The researchers also mention disturbance by vessels, competition with other predators and water pollution as possible factors in the decline. Puget Sound waters are now considerably cleaner than they were 50 years ago, which may have improved conditions for porpoises and the fish they prey on. Recovery of harbor porpoises in heavily urbanized Puget Sound is a major conservation success story, Jefferson said.
The new information – including estimates of more than 11,000 harbor porpoises in Puget Sound – will feed into new NOAA Fisheries stock assessments of marine mammal populations. The stock assessments help NOAA Fisheries develop fisheries regulations that protect marine mammals.
The survey was funded by the U.S. Navy and NOAA Fisheries’ West Coast Region and the study design was a collaboration between the Navy, NOAA’s Alaska and Northwest Fisheries Science Centers, and Smultea Environmental Sciences.
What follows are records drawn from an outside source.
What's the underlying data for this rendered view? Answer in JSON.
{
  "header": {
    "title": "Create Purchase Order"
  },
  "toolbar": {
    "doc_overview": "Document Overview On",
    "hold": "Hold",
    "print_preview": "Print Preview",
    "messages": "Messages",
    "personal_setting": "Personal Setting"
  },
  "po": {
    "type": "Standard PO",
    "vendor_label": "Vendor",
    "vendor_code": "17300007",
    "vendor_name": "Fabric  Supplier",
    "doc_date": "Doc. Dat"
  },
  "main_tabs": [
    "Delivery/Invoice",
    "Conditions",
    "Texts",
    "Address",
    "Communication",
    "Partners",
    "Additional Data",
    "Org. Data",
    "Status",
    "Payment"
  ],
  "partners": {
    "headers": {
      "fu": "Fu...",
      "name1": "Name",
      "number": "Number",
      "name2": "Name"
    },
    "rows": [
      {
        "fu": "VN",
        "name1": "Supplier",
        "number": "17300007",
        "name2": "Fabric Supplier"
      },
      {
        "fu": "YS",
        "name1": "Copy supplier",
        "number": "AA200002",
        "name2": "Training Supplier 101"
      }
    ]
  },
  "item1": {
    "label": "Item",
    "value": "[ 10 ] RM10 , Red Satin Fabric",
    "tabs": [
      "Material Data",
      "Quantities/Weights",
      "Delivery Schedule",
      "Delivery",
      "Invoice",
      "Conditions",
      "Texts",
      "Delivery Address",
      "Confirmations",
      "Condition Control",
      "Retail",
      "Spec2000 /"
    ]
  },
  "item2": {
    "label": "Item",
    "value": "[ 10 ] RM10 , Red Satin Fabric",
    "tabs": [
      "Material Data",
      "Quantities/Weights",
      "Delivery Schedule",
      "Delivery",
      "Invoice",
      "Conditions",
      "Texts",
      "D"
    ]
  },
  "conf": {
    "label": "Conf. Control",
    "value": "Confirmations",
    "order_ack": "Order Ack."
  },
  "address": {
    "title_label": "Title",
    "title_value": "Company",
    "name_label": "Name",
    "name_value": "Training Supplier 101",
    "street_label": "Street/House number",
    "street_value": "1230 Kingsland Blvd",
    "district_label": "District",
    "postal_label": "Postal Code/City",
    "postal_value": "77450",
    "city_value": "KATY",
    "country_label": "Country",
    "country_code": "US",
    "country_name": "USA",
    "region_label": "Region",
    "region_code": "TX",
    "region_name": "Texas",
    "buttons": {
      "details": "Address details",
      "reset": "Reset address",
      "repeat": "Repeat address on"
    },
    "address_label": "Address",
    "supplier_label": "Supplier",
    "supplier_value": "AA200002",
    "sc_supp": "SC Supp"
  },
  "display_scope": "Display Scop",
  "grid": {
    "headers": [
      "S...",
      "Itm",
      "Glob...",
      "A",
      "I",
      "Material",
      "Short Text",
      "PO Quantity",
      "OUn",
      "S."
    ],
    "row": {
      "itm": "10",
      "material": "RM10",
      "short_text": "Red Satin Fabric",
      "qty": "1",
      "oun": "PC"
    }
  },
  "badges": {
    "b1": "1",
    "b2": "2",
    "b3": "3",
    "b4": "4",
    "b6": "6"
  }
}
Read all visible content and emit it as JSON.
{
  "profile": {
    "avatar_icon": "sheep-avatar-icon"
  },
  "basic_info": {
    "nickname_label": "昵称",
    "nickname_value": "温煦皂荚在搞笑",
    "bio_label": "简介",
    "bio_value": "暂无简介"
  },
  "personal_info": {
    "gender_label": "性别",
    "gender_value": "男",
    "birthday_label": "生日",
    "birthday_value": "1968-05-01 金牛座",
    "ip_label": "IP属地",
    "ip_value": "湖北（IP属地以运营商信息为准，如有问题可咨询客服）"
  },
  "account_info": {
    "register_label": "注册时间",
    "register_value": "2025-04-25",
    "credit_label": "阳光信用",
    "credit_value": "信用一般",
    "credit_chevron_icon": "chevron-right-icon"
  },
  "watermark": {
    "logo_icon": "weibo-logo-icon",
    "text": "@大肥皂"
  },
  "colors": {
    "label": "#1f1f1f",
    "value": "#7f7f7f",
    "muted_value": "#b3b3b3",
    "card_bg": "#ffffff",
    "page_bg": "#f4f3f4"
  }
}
“One of the great benefits of the return of harbor porpoises is that people who live around the Sound can see and enjoy them,” said Lynne Barre, branch chief for protected resources in NOAA Fisheries’ Seattle office. “The scientific information helps us evaluate impacts on the population from human impacts, like fisheries bycatch.”
In the 1940s harbor porpoises were common around Puget Sound, but they began a steady decline until they almost completely disappeared by the 1970s and remained virtually absent in the 1980s and 1990s as well. Increased sightings by local research groups, such as NOAA’s Northwest Fisheries Science Center, Cascadia Research Collective, and the Washington Department of Fish and Wildlife after 2000 suggested that harbor porpoises had begun a resurgence that accelerated in the last few years. Recent aerial surveys have now documented their distribution and provided a population estimate to confirm those observations. The latest research indicates that harbor porpoises have reoccupied even the farthest southern reaches of the Sound throughout the year.
“This represents a remarkable ‘comeback’ for the species, although we do not fully understand either the reasons for the initial decline, nor the subsequent recovery,” the researchers wrote.
“We suspect strongly that their role in the ecosystem was a pretty important one, and that they had a role in regulating populations of prey and predators,” Jefferson said. “Now they have taken up that role again.”